When you see your eye doctor, he will recommend or conduct treatments based on the type of glaucoma you have. Among the medications you can try are as follows:


The earliest stage of glaucoma needs eyedrops with a prescription for the first treatment process. Notably, drops help decrease the pressure in the eye through the improvement of the manner the fluid is draining from the eye, or, by reducing the amount of fluid the eye makes.

Surgery and Other Forms of Therapy

Other forms of glaucoma medications and treatment choices can be some surgical procedures which include laser therapy. Here are some of the techniques to improve your blurred vision:

Laser therapy 

An option for open-angle glaucoma done in the doctor’s office. Here, the eye doctor uses a small laser beam to open clogged channels. 

Filtering surgery 

This is done along with a surgical procedure also known as trabeculectomy, where the surgeon is creating an opening in the sclera or the eye’s white part. 

Drainage tubes 

A procedure where the eye surgeon inserts a tiny tube shunt in the eye to drain all the excess fluid for the eye pressure to lower.

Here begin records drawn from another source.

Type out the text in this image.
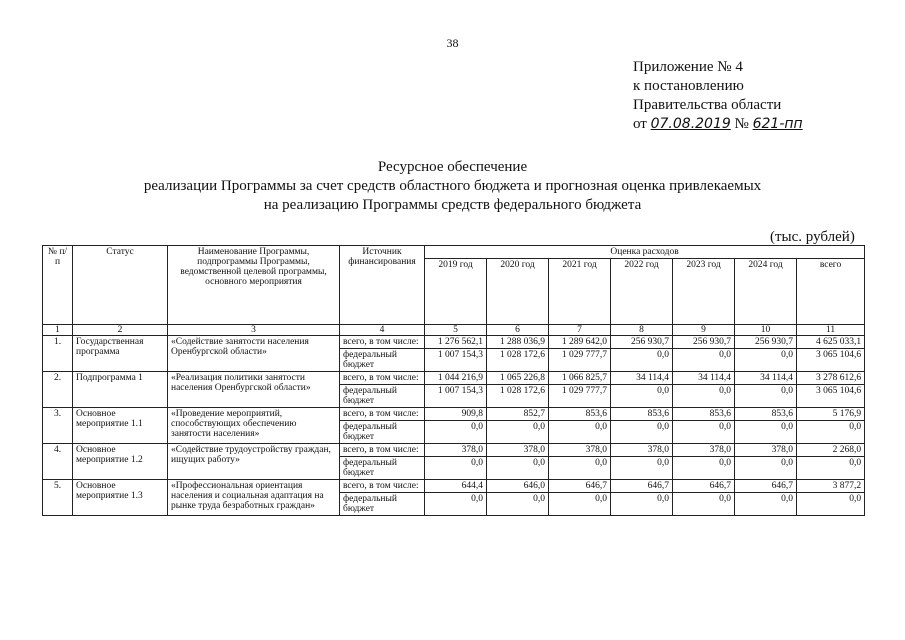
38
Приложение № 4
к постановлению
Правительства области
от 07.08.2019 № 621-пп
Ресурсное обеспечение
реализации Программы за счет средств областного бюджета и прогнозная оценка привлекаемых
на реализацию Программы средств федерального бюджета
(тыс. рублей)
№ п/п	Статус	Наименование Программы, подпрограммы Программы, ведомственной целевой программы, основного мероприятия	Источник финансирования	Оценка расходов						
				2019 год	2020 год	2021 год	2022 год	2023 год	2024 год	всего
1	2	3	4	5	6	7	8	9	10	11
1.	Государственная программа	«Содействие занятости населения Оренбургской области»	всего, в том числе:	1 276 562,1	1 288 036,9	1 289 642,0	256 930,7	256 930,7	256 930,7	4 625 033,1
			федеральный бюджет	1 007 154,3	1 028 172,6	1 029 777,7	0,0	0,0	0,0	3 065 104,6
2.	Подпрограмма 1	«Реализация политики занятости населения Оренбургской области»	всего, в том числе:	1 044 216,9	1 065 226,8	1 066 825,7	34 114,4	34 114,4	34 114,4	3 278 612,6
			федеральный бюджет	1 007 154,3	1 028 172,6	1 029 777,7	0,0	0,0	0,0	3 065 104,6
3.	Основное мероприятие 1.1	«Проведение мероприятий, способствующих обеспечению занятости населения»	всего, в том числе:	909,8	852,7	853,6	853,6	853,6	853,6	5 176,9
			федеральный бюджет	0,0	0,0	0,0	0,0	0,0	0,0	0,0
4.	Основное мероприятие 1.2	«Содействие трудоустройству граждан, ищущих работу»	всего, в том числе:	378,0	378,0	378,0	378,0	378,0	378,0	2 268,0
			федеральный бюджет	0,0	0,0	0,0	0,0	0,0	0,0	0,0
5.	Основное мероприятие 1.3	«Профессиональная ориентация населения и социальная адаптация на рынке труда безработных граждан»	всего, в том числе:	644,4	646,0	646,7	646,7	646,7	646,7	3 877,2
			федеральный бюджет	0,0	0,0	0,0	0,0	0,0	0,0	0,0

MIGS or the minimally invasive glaucoma surgery 

This procedure typically needs less immediate care that’s postoperative. Also, it has less risk of glaucoma than other processes.

Incidentally, glaucoma type is considered a medical emergency. Therefore, if you have been diagnosed with this condition, you certainly need immediate treatment to decrease eye pressure. Moreover, this will generally need both laser, medical, and other surgical processes.